Título: 'Brasil tem de correr para recuperar tempo'
Autor: Jamil Chade
Fonte: O Estado de São Paulo, 25/07/2006, Economia & Negócios, p. B4

O fracasso da Rodada Doha vai levar a uma multiplicação de acordos bilaterais de comércio no mundo, o que pode prejudicar o Brasil, acreditam empresários e especialistas. "Vamos ter que correr muito para recuperar o tempo que perdemos, estamos atrasados nos acordos bilaterais", diz Osvaldo Douat, coordenador da Coalizão Empresarial Brasileira.

"Esses acordos provocam desvio de comércio e investimentos para quem não tem esse tipo de tratado como o Brasil." Sem Doha, Douat teme também um recrudescimento das medidas antidumping.

Rubens Barbosa, presidente do Conselho Superior de Comércio Exterior da Federação das Indústrias do Estado de São Paulo (Fiesp), acha que será preciso "rever a política externa" brasileira. "Precisamos enfocar a política externa de maneira mais objetiva, estamos fazendo acordos comerciais com Cuba e Paquistão."

Mas Barbosa acredita que, do jeito que estavam as negociações da Rodada Doha, os resultados para o Brasil seriam muito limitados (em termos de redução de subsídios e picos tarifários). Segundo ele, o grande problema eram as listas de exceção, com 8% a 10% das linhas tarifárias.

"Eles iriam deixar de fora das reduções tarifárias todos os produtos de nosso interesse", diz Barbosa. "É melhor não ter acordo do que ter um mau acordo."

Para o diretor do Departamento de Relações Internacionais e Comércio Exterior (Derex) da Fiesp, Roberto Giannetti da Fonseca, a indústria brasileira também perde com a suspensão das negociações.

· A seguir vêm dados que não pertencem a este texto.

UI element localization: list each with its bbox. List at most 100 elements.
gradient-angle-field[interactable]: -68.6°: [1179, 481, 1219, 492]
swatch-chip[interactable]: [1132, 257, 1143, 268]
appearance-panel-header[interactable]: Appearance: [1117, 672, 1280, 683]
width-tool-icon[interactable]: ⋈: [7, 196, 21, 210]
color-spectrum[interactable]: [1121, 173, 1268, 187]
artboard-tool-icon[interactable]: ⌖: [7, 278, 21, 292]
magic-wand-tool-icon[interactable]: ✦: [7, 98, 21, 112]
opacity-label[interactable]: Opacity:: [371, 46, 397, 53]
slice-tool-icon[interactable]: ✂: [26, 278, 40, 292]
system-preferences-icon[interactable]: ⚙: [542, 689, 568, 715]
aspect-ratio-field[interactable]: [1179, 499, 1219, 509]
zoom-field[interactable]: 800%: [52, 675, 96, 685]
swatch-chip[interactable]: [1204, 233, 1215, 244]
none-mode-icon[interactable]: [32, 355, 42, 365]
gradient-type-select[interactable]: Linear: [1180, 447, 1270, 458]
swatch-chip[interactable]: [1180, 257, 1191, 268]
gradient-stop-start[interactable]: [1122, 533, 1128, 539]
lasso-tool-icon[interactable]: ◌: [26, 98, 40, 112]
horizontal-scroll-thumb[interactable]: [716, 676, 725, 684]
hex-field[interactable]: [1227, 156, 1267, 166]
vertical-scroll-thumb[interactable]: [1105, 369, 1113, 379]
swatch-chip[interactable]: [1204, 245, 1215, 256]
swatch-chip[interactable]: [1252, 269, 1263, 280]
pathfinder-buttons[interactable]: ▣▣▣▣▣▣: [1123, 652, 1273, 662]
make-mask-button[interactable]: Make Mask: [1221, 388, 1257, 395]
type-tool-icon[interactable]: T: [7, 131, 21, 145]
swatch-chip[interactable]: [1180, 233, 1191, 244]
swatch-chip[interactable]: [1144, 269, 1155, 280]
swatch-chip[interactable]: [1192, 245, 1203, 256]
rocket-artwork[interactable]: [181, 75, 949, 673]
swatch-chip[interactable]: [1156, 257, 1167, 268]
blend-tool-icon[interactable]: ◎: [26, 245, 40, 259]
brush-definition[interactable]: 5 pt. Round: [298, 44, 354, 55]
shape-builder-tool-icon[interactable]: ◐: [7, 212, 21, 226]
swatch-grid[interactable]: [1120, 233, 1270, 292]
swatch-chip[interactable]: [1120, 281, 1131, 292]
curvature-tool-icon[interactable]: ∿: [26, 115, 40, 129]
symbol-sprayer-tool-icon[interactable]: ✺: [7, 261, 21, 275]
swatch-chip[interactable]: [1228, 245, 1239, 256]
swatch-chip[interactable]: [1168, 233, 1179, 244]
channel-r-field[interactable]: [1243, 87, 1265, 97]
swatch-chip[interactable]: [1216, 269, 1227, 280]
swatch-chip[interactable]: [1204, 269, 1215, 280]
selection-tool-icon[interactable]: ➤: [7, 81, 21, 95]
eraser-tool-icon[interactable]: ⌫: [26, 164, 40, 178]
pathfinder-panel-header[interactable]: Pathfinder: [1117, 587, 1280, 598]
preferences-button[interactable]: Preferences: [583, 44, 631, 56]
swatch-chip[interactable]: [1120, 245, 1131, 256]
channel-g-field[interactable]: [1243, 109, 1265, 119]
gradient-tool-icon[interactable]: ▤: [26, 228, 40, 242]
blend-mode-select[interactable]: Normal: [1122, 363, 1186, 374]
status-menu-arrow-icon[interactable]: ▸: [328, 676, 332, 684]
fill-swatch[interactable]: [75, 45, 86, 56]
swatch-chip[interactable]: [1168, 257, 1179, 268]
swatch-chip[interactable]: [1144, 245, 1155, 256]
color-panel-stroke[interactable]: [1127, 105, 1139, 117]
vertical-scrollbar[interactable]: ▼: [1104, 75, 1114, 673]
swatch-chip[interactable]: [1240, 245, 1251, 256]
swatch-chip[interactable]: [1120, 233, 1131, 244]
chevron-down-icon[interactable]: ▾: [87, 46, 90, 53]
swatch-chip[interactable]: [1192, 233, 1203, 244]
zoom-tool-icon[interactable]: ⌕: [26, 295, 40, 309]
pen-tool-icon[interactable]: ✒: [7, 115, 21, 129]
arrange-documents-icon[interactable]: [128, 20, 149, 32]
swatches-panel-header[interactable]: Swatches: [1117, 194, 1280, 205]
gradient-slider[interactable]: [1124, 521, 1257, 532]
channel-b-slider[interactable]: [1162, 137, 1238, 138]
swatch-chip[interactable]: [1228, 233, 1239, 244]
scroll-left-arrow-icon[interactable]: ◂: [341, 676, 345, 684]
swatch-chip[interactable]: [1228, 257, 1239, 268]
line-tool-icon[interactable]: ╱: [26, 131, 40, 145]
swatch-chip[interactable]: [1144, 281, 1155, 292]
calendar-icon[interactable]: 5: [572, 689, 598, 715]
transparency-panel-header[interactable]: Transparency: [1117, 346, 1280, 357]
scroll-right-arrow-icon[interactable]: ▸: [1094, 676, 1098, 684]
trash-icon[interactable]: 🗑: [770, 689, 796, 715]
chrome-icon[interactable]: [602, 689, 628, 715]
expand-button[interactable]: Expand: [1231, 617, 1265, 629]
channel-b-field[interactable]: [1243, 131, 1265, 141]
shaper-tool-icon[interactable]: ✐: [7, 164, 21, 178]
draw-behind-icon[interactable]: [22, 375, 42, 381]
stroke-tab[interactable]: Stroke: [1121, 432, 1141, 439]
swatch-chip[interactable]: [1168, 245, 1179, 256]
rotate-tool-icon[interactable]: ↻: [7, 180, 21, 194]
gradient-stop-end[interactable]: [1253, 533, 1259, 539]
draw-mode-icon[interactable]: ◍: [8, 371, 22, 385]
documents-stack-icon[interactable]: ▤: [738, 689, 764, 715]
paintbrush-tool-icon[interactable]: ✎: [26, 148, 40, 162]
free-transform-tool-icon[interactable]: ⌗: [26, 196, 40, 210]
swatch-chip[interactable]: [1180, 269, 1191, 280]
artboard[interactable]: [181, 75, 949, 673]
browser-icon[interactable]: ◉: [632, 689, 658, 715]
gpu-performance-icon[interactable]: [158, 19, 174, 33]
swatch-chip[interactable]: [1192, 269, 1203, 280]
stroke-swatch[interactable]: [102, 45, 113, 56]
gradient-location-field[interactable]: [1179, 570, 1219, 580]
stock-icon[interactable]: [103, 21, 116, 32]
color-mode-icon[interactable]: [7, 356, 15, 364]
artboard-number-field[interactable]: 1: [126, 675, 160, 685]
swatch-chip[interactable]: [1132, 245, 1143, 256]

Embora o núcleo da Rodada Doha seja o mercado agrícola, ele ressaltou que setores como o têxtil, o de móveis e o calçadista têm muito a ganhar com a abertura do comércio mundial.

Apesar da crise deflagrada nesta madrugada, que culminou com a interrupção das negociações por prazo indeterminado, Giannetti não acredita que a Rodada Doha tenha chegado ao fim. "Enquanto houver chance na negociação, há esperança."

TRABALHADORES O Instituto para Agricultura e Política Comercial (IATP, na sigla em inglês), destacada ONG dos Estados Unidos, acredita que o fracasso das negociações da OMC oferece uma grande oportunidade para que o sistema internacional de comércio aceite uma nova abordagem, que leve em conta os interesses dos trabalhadores no mundo inteiro.

Em comunicado, a diretora do IATP em Genebra, Carin Smaller, afirmou que a interrupção das negociações revela as limitações do atual modelo das regras multilaterais de comércio.

É hora, segundo ela, de as regras focarem na melhora das condições de vida dos povos, no aumento do nível de emprego e na abertura de espaço para os países mais pobres desenvolverem suas economias.

Para produtores rurais de baixa escala nos países em desenvolvimento e mesmo para a agricultura familiar dos Estados Unidos, o sistema da OMC "tem sido devastador".